Lieux publics a en effet été fortement associé à la construction de la capitale européenne de la culture. Je me suis impliqué pour que l’art dans la cité représente un volet structurant du projet porté par Marseille-Provence 2013. Je n’ai qu’un seul regret : nous n’avons pas complètement réussi à aborder cette question de façon globale et transversale. Il y aura beaucoup de propositions en espace public en 2013, mais, à mon sens, elles ne se croisent pas assez. Nous n’avons pas su casser les murs invisibles qui subsistent entre les disciplines. Les arts de la rue se heurtent toujours à une sorte de plafond de verre, comme si, par leur dimension populaire, ces formes ne pouvaient pas totalement prétendre au statut de création contemporaine. Ce n’est pas du tout mon approche. Les événements que Lieux publics présente en 2013 sont à la fois contemporains et populaires : des esthétiques d’aujourd’hui, mais accessibles au plus grand nombre. Ainsi, aucun bagage particulier ne sera nécessaire pour entrer dans les propositions. Les manifestations seront lisibles avec des rendez-vous dans des lieux facilement identifiables et des règles du jeu simples à comprendre.

 

 

  

Lieux publics est donc présent sous de multiples formes tout au long de l’année 2013 ?

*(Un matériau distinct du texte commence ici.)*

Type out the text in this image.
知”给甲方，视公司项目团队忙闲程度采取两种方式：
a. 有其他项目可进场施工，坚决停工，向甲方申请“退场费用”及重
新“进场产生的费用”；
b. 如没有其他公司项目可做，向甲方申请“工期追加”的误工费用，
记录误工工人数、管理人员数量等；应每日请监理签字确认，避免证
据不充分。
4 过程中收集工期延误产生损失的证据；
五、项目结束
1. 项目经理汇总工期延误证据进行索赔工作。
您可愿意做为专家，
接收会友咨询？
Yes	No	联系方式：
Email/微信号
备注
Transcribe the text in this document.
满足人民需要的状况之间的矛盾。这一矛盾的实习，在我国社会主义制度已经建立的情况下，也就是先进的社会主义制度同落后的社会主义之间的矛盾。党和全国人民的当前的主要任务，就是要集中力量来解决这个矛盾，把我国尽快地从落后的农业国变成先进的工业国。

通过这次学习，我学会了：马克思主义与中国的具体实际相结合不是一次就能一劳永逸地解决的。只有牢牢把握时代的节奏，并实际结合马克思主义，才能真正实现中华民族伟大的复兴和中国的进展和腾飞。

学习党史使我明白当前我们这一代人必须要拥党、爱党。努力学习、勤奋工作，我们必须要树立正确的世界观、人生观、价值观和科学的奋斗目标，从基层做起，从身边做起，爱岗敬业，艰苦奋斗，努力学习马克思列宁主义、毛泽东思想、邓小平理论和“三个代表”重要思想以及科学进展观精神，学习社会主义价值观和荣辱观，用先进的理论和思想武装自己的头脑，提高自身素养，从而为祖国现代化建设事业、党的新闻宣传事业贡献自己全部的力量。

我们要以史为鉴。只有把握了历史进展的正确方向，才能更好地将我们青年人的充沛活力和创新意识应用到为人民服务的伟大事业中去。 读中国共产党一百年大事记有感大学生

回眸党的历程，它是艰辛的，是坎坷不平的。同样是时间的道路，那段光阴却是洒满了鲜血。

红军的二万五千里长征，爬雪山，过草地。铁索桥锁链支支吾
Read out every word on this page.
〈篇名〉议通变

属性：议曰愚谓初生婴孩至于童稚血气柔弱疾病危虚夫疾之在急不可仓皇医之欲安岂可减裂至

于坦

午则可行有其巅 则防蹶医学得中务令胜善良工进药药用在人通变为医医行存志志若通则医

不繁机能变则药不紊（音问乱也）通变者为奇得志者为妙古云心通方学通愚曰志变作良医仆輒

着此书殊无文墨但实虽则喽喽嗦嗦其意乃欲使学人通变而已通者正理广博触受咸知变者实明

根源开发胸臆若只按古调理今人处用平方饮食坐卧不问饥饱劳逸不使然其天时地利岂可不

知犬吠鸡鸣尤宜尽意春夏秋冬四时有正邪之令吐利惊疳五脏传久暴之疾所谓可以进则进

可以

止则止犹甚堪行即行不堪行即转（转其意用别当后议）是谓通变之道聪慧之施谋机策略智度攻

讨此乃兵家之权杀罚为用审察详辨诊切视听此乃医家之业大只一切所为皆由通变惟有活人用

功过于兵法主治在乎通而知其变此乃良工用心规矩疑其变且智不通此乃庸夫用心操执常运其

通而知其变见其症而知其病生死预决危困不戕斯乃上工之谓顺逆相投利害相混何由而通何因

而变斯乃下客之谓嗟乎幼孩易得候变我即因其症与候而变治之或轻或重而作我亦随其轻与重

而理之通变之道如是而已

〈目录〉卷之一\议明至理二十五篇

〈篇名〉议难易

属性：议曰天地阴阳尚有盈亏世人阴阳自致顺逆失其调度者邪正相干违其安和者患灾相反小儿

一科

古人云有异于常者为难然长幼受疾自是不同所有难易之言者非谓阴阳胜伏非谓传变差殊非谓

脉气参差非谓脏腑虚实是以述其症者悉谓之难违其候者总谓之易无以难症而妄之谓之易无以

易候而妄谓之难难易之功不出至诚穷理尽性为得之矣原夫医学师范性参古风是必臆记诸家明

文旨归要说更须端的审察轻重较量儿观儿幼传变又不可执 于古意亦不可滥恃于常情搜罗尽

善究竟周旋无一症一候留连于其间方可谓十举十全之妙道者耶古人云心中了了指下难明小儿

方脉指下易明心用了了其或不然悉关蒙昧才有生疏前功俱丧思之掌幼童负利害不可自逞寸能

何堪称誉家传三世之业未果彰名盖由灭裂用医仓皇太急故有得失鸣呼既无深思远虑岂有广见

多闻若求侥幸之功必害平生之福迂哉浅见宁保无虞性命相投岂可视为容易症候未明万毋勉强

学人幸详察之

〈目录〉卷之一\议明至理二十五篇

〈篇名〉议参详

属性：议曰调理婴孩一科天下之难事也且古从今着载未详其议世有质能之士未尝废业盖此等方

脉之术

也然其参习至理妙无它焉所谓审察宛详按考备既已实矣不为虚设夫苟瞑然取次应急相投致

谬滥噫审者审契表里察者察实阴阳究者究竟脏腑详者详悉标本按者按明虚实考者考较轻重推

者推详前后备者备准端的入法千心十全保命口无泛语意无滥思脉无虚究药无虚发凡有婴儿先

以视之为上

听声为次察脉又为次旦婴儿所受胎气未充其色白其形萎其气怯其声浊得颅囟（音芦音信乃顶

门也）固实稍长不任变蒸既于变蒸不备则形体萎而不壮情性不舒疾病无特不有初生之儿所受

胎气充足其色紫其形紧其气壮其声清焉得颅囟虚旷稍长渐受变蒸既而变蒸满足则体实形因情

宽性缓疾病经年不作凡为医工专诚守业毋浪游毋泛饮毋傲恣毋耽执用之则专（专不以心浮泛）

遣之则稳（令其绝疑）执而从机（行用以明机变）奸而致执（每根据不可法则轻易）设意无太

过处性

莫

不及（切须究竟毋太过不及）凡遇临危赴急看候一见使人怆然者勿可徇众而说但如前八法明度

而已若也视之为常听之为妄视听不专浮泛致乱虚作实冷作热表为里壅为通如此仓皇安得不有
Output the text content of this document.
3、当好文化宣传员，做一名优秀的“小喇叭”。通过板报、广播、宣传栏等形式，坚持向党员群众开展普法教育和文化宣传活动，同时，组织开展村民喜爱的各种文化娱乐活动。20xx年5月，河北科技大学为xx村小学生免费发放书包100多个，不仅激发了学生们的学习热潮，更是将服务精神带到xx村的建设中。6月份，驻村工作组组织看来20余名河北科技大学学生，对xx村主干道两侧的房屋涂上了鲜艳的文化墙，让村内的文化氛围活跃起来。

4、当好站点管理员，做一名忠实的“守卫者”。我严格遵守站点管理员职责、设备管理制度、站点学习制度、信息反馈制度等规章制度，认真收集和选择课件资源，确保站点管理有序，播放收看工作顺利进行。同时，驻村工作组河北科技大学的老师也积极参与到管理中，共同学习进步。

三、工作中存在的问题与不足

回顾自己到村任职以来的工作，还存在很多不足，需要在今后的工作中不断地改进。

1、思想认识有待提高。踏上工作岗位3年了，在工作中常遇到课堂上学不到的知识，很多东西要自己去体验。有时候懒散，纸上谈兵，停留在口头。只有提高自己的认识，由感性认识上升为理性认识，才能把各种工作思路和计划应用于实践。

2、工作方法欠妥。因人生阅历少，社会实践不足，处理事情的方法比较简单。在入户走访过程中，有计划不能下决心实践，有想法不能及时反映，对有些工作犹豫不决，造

Tout d’abord, nous continuons Sirène et midi net. Depuis neuf ans, chaque premier mercredi du mois, sur la place de l’Opéra, des artistes jouent avec la sirène d’alerte qui résonne dans la ville. Et le 4 décembre, nous fêterons la centième de ce rituel artistique et urbain. Lieux publics est également à l’initiative du Détournement de Canebière, l’installation monumentale de Pierre Delavie, visible depuis le début de l’année sur la façade de la Chambre de Commerce.

 

Mais l’actualité la plus immédiate concerne Champ harmonique, un événement qui a vocation à fédérer un public très nombreux ?

Nous allons déployer cette symphonie éolienne pour auditeurs-marcheurs et cinq cents instruments sur les hauteurs des Goudes. Nous attendons 30 à 40 000 personnes dans ce site absolument somptueux, d’où l’on surplombe tout Marseille. Ce « projet de paysage » a été peu présenté en France. De toute façon, à chaque fois, le lieu impose une recréation, une totale réécriture de l’ensemble du dispositif. Je dois composer avec le vent tout en invitant les gens à suivre un parcours, lui-même source de narration. Car Champ harmonique est aussi peuplé de personnages. Ils arpentent et soulignent l’espace musical, organisent des écoutes, posent des images, capturent des histoires et restituent des sons…

 

 

Et, à l’automne, vous métamorphoserez la ville…

Nous allons, en effet, créer un rendez-vous international en trois volets. Ces Métamorphoses débuteront dans le bas de la Canebière avec Figures Libres, un spectacle de la compagnie KompleXKapharnaüM. La Canebière sera aussi le lieu d’un banquet, conviant plus de mille personnes : une grande tablée, scénographiée, mise en scène et en paroles, sur plus de trois cent mètres. La deuxième manche de ces Métamorphoses nous conduira à la gare Saint-Charles. Pour l’occasion, l’escalier monumental sera à la fois investi par une création chorégraphique partagée et transfigurée par une coloration. Pour ma part, je proposerai à l’intérieur de la gare une version très personnelle du Sacre du Printemps, car complètement réorchestré avec un instrumentarium électroacoustique. Et nous présenterons également toute une série de performances dans le quartier en coproduction avec In Situ, le réseau international que nous pilotons. Enfin, pour le troisième et dernier temps de ces Métamorphoses, nous avons invité le plasticien Olivier Grossetête qui édifiera, sur la Place Bargemont, une ville éphémère en carton avec des participants amateurs. Il me semble essentiel de questionner le rapport à l’urbanisme avec un point de vue utopique et en laissant libre cours à l’imaginaire.

Sirène et midi net, tous les premiers mercredis du mois, à midi,

place de l’Opéra, Marseille, 1er.

Champ harmonique, du 4 au 28 avril, aux Goudes.

Métamorphoses, du 20 septembre au 6 octobre, centre-ville.